Despite more than 50 years of efforts to bolster community mental health treatment, state psychiatric hospitals continue to play a critical role in U.S. mental health services. When outpatient services are unable to help people prevent or manage crises, swift access to inpatient care in community general hospitals can be essential to ensure safety while medications are recalibrated and formal and informal supports are organized. However, general hospital psychiatric units often lack the resources to manage severe symptoms or violent or otherwise disruptive behavior. The results can be costly for health care providers, patients, families, and communities. Responding to a single patient’s violent behavior can require the resources of an entire general hospital ward or emergency room.
The severe shortage of all types of psychiatric beds across the United States (
1–
3) affects not only whether people are admitted for inpatient treatment but also how long they wait for a bed. In a 2012 national survey, 13 state mental health agency directors reported that waitlists for state hospital beds increased as a result of psychiatric bed shortages (
3). Some emergency departments in general hospitals have resorted to boarding people in psychiatric crisis for days while they wait for a bed to become available (
4). In these circumstances, detained individuals can receive treatment only for life-threatening conditions—not for routine psychiatric care.
In contrast to community general hospitals, state psychiatric hospitals are designed and staffed to care for people with severe mental illness, including those who may become violent. Observers now believe that state hospitals will continue to serve patients whom general hospitals and private psychiatric hospitals cannot accommodate (
5).

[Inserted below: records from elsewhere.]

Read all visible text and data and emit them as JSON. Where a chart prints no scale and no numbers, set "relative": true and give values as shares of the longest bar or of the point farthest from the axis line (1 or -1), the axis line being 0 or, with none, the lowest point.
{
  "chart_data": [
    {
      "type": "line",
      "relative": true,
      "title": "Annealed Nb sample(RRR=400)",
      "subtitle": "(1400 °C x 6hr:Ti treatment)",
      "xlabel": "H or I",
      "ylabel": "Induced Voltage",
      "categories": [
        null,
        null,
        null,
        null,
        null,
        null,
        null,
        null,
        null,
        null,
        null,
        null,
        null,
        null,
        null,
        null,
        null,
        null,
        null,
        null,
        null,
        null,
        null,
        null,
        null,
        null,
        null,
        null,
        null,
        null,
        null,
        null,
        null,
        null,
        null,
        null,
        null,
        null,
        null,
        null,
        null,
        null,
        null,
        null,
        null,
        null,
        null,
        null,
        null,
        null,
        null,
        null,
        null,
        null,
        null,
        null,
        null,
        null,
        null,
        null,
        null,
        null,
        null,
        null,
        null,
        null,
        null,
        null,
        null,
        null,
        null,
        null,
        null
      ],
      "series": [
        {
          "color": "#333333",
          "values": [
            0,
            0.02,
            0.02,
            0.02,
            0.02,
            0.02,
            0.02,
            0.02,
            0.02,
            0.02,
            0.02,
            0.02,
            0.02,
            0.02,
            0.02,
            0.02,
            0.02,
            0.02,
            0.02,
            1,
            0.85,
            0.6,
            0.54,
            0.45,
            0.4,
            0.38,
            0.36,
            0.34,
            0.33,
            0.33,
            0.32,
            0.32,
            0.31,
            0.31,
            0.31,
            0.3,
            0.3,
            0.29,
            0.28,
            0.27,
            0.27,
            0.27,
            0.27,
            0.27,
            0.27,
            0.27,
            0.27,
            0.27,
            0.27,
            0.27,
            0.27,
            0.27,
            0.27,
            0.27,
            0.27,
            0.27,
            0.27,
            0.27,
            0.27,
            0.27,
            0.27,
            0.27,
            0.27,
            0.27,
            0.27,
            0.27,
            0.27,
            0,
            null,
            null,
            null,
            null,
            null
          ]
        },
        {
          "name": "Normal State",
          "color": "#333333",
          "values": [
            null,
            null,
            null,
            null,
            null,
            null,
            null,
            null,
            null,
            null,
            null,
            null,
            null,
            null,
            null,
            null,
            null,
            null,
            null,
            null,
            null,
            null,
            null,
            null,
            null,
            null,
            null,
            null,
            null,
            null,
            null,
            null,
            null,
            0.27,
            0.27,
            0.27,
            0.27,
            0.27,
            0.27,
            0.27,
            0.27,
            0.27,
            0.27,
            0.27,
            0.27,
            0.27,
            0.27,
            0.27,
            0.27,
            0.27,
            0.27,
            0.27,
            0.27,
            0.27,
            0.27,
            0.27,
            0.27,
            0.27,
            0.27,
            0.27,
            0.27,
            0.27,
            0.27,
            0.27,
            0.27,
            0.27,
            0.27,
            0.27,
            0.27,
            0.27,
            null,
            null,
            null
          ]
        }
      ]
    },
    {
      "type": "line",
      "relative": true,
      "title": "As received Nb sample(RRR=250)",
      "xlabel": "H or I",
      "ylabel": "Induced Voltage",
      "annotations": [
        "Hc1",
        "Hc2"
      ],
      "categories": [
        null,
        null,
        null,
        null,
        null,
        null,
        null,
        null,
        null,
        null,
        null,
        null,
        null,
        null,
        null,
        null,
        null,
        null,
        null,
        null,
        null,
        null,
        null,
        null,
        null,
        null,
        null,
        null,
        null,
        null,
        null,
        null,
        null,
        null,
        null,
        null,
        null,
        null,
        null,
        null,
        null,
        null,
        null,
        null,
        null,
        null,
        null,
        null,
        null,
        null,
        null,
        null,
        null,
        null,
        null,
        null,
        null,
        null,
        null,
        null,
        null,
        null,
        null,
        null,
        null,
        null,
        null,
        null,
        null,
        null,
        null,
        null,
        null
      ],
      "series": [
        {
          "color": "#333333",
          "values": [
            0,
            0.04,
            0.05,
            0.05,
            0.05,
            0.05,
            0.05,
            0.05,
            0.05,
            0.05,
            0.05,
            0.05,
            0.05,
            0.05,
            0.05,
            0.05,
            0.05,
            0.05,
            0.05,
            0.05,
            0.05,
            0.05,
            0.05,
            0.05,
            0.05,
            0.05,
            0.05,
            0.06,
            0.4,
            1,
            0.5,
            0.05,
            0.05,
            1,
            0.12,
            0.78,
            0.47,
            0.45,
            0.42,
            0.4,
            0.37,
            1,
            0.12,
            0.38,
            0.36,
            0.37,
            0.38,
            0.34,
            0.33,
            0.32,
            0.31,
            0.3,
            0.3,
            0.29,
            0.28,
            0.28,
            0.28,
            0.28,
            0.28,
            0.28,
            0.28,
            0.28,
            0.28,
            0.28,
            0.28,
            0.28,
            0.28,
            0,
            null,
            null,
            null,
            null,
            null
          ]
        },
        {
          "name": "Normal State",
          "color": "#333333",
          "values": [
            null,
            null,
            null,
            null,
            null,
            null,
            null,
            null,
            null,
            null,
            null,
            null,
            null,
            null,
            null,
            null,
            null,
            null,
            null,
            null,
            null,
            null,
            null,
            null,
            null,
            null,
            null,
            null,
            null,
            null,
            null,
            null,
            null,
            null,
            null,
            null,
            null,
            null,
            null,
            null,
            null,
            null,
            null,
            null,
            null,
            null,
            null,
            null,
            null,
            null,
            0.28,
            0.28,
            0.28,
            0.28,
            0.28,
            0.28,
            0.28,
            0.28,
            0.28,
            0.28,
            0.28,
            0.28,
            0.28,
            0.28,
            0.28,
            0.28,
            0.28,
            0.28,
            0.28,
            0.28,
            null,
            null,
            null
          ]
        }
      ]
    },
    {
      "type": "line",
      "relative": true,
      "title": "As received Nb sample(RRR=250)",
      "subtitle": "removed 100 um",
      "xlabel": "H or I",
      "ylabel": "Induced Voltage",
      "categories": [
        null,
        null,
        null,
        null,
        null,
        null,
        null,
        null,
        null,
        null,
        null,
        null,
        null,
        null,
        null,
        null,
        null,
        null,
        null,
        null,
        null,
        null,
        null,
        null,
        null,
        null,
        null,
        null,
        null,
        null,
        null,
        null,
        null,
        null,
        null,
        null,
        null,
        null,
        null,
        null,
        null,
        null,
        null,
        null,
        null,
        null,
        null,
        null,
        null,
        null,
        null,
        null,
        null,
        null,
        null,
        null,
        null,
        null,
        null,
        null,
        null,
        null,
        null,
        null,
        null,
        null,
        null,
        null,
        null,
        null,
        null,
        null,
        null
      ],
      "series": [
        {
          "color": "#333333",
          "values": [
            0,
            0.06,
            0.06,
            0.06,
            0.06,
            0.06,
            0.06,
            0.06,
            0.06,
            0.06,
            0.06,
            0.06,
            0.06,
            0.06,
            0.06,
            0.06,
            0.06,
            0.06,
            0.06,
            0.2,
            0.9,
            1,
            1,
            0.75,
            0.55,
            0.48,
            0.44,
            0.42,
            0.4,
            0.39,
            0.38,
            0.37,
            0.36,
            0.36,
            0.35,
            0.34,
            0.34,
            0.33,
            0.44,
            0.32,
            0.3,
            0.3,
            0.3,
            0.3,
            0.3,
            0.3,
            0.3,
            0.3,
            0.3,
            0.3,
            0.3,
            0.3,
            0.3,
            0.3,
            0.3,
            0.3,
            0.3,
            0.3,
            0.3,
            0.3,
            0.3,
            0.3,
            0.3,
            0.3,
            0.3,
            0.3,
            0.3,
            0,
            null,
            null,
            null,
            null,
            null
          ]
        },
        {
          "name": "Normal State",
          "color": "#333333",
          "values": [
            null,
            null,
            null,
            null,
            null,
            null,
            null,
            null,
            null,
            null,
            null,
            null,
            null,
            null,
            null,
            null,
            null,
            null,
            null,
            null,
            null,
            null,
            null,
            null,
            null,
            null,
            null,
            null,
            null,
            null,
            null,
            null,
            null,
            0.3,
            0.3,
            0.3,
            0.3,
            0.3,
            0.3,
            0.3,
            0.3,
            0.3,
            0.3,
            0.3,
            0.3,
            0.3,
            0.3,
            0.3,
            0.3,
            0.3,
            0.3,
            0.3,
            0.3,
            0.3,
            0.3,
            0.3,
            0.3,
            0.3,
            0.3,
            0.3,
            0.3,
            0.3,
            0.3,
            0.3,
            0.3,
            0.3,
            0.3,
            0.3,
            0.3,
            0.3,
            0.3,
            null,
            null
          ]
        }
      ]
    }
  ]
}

In this respect, state psychiatric hospitals are the ultimate safety net for people with mental illness.
Despite the important safety-net role of state psychiatric hospitals, to our knowledge no previous study has developed a management tool to assist these hospitals in calibrating their capacity and routines so as to increase access to inpatient beds. Simulation models are well suited to address this gap because they quickly provide “what if” results without requiring actual implementation of costly and possibly ineffective interventions. The purpose of this study was to create and test a discrete-event simulation model (
6) to evaluate supply-side interventions for decreasing state hospital wait times. We characterize our approach as “supply side” because we held constant the level of community demand for state psychiatric hospital beds as we explored what the hospital itself could do to reduce wait times.
Methods
Study Setting
The hospital under study is one of three state psychiatric hospitals in North Carolina. At the time of this research, it had 398 beds and served a 25-county region with a 2012 total population of approximately 3.4 million (
7). Its ratio of 11.7 beds per 100,000 population placed it below the national average of 14.1 beds per 100,000 (
2). Most of the study hospital’s adult patients were male and self-pay or uninsured, had a diagnosis of severe mental illness, and were admitted under involuntary commitments (accounts receivable data on file). Community-based crisis services in the region included 494 adult psychiatric beds in 14 general hospitals or private psychiatric hospitals (19.1 beds per 100,000 population) and 66 nonhospital crisis beds in five facilities (2.6 beds per 100,000 population) (
7–
9).
These community-based services are the first tier of response for individuals in psychiatric crisis in the region, but they also serve as a major source of referrals to the state hospital. The study hospital provides a safety net when local inpatient capacity is exceeded and for patients whose illness is too acute or too difficult to manage in community-based settings. During the last six months of 2012, a mean±SD of 520±63 people waited in emergency departments across the state for admission to a state psychiatric hospital (
10). These people waited an average of 3.1±.3 days, although not all patients placed on waitlists were admitted.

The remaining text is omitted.